南宫漠仔细想了一番,十分肯定地摇摇头,道:“没有。”
养蛊人的事情是绝对要保密的,南宫家本来就是张庚衍的一个目标,早晚都要杀之,根本没有必要透露给南宫漠关于养蛊人的任何信息的。
这等事情,只怕是苏子安都不知道的,所以,南宫漠说没有的时候,秦夜泊并没有觉得有任何的意外。
到底,谁才是养蛊人。
张庚衍行事愈发猖狂,甚至根本没有把苏彦放在眼里,秦夜泊猛然想起,张庚衍站在南宫府门前对他说过的话,苏彦,大概这个时候已经到了长安了。
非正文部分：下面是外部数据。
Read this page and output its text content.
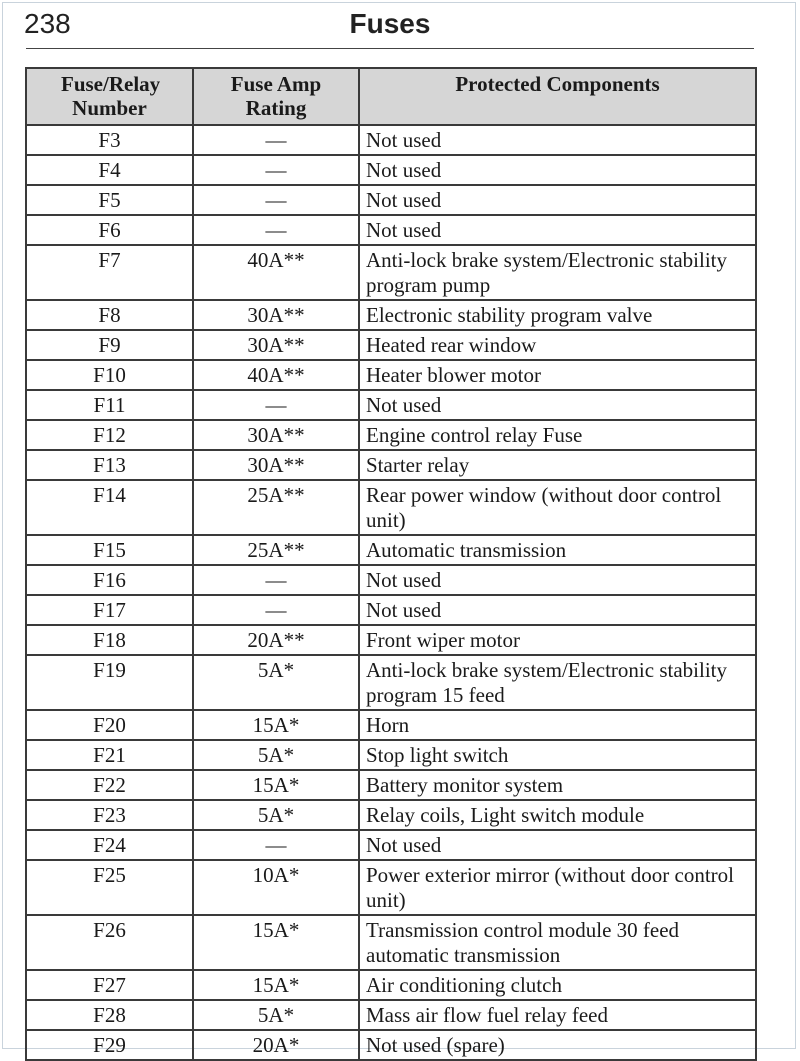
238	Fuses
Fuse/Relay Number	Fuse Amp Rating	Protected Components
F3	—	Not used
F4	—	Not used
F5	—	Not used
F6	—	Not used
F7	40A**	Anti-lock brake system/Electronic stability program pump
F8	30A**	Electronic stability program valve
F9	30A**	Heated rear window
F10	40A**	Heater blower motor
F11	—	Not used
F12	30A**	Engine control relay Fuse
F13	30A**	Starter relay
F14	25A**	Rear power window (without door control unit)
F15	25A**	Automatic transmission
F16	—	Not used
F17	—	Not used
F18	20A**	Front wiper motor
F19	5A*	Anti-lock brake system/Electronic stability program 15 feed
F20	15A*	Horn
F21	5A*	Stop light switch
F22	15A*	Battery monitor system
F23	5A*	Relay coils, Light switch module
F24	—	Not used
F25	10A*	Power exterior mirror (without door control unit)
F26	15A*	Transmission control module 30 feed automatic transmission
F27	15A*	Air conditioning clutch
F28	5A*	Mass air flow fuel relay feed
F29	20A*	Not used (spare)
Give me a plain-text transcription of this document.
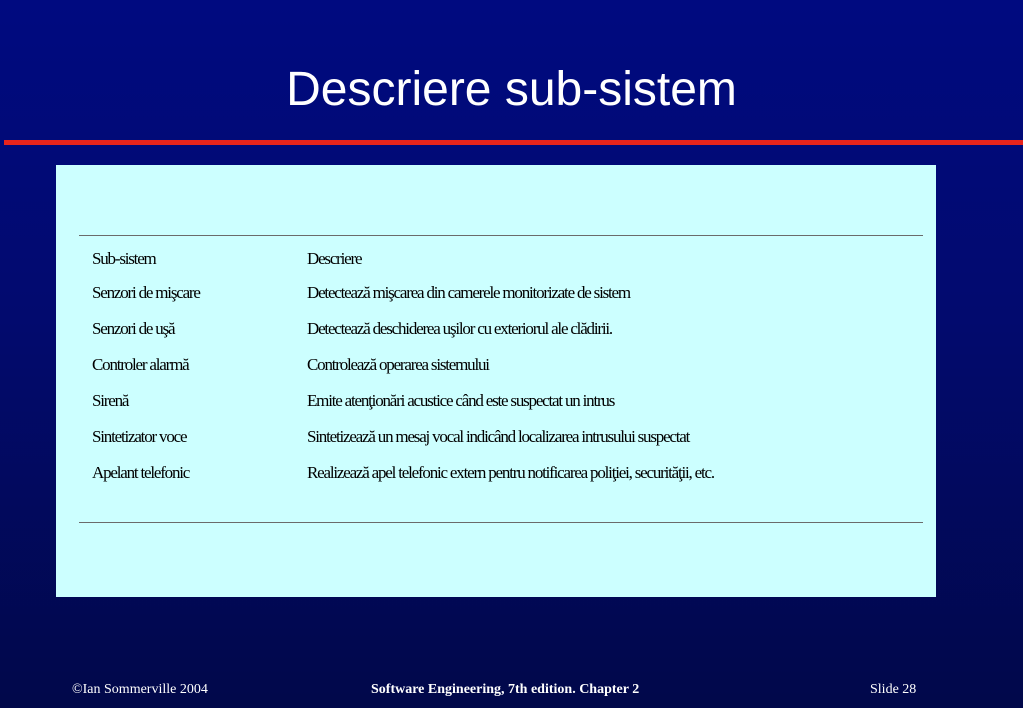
Descriere sub-sistem
Sub-sistem	Descriere
Senzori de mişcare	Detectează mişcarea din camerele monitorizate de sistem
Senzori de uşă	Detectează deschiderea uşilor cu exteriorul ale clădirii.
Controler alarmă	Controlează operarea sistemului
Sirenă	Emite atenţionări acustice când este suspectat un intrus
Sintetizator voce	Sintetizează un mesaj vocal indicând localizarea intrusului suspectat
Apelant telefonic	Realizează apel telefonic extern pentru notificarea poliţiei, securităţii, etc.
©Ian Sommerville 2004	Software Engineering, 7th edition. Chapter 2	Slide 28
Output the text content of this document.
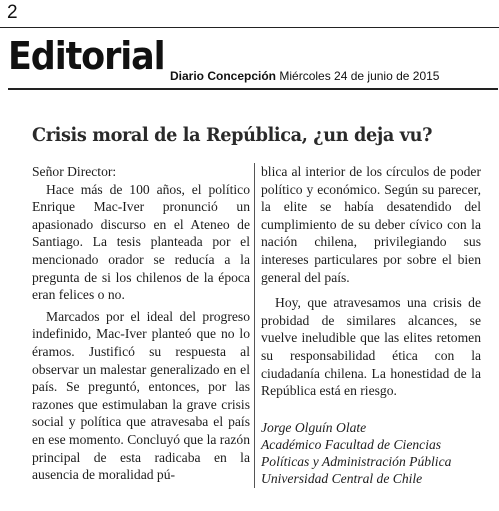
2
Editorial Diario Concepción Miércoles 24 de junio de 2015
Crisis moral de la República, ¿un deja vu?

Señor Director:

Hace más de 100 años, el político Enrique Mac-Iver pronunció un apasionado discurso en el Ateneo de Santiago. La tesis planteada por el mencionado orador se reducía a la pregunta de si los chilenos de la época eran felices o no.

Marcados por el ideal del progreso indefinido, Mac-Iver planteó que no lo éramos. Justificó su respuesta al observar un malestar generalizado en el país. Se preguntó, entonces, por las razones que estimulaban la grave crisis social y política que atravesaba el país en ese momento. Concluyó que la razón principal de esta radicaba en la ausencia de moralidad pú-

blica al interior de los círculos de poder político y económico. Según su parecer, la elite se había desatendido del cumplimiento de su deber cívico con la nación chilena, privilegiando sus intereses particulares por sobre el bien general del país.

Hoy, que atravesamos una crisis de probidad de similares alcances, se vuelve ineludible que las elites retomen su responsabilidad ética con la ciudadanía chilena. La honestidad de la República está en riesgo.

Jorge Olguín Olate
Académico Facultad de Ciencias
Políticas y Administración Pública
Universidad Central de Chile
让秦夜泊最不能理解的是,张庚衍心中真的没有一丝一毫的惧怕么?
“我想,我可以为你引荐一个人。”南宫漠看向身后,他身后站着的,正是司马辰。
方才,司马辰是因为事情而耽搁了一下,这才匆匆赶到。
不知道南宫漠有没有听到,道:“玄鹤教的,副教主。”
玄鹤教……秦夜泊还真是,听说过。
不过没有太多的纠葛,就没有怎么接触过,只知道司马辰远走他乡,加了其他的教派了。
这个势力是坐落于江南一带,常年在江南活动,几乎是未怎么到过北方,而秦夜泊的,则是常年在上党,因此没有交集也是再正常不过是事情了。
司马辰早就伸出了手,道:“秦教主。”
秦夜泊突然问了一句:“那么,玄鹤的教主,是谁?”以司马辰之能,就算是坐这个教主,也不是不可的,即便是秦夜泊听过玄鹤教的名字,也是全然没有印象,这个教主。
司马辰眼神轻轻瞟过了南宫漠。
南宫漠也是毫不客气,道:“正是在下。”
年仅弱冠,便坐上了这个教主的位子,实在是让人佩服。
无论南宫漠究竟有多大的本事,想必就单单他的为人来说,就已经折服了大部分人了。
凉亭四周的花儿早就谢了,仅剩几朵依旧是倔强地挂在枝上。
三个人倒也是谈得来,坐在凉亭中,也顾不得天色是否阴沉了下来。
随后便是细雨。
南宫漠瞧着秦夜泊倒也没有将长生蛊的事情,告诉司马辰的意思,便也没有继续说了下去,这些事情,不知道秦夜泊是有确实的证据,还是仅仅是猜测。
但是,事关两国的和平与否,这些无论是不是猜测,都是容易引起极其恐慌的事情,知道的人越少,便越是安全。
“不知副教主,进来可是安好?”秦夜泊,的确是有些日子没有见到过司马辰了,上次匆匆见面,还是他带着南宫漠去总坛,想要问一句所谓的真相。
可惜了,可惜那个时候他是全心全心意信任着张庚衍的。
司马辰也不在意这些,道:“一切安好,多劳挂念。”司马辰这个人,是不喜欢争斗的一个人,对于过于发生过的,也是都不会放在心上的。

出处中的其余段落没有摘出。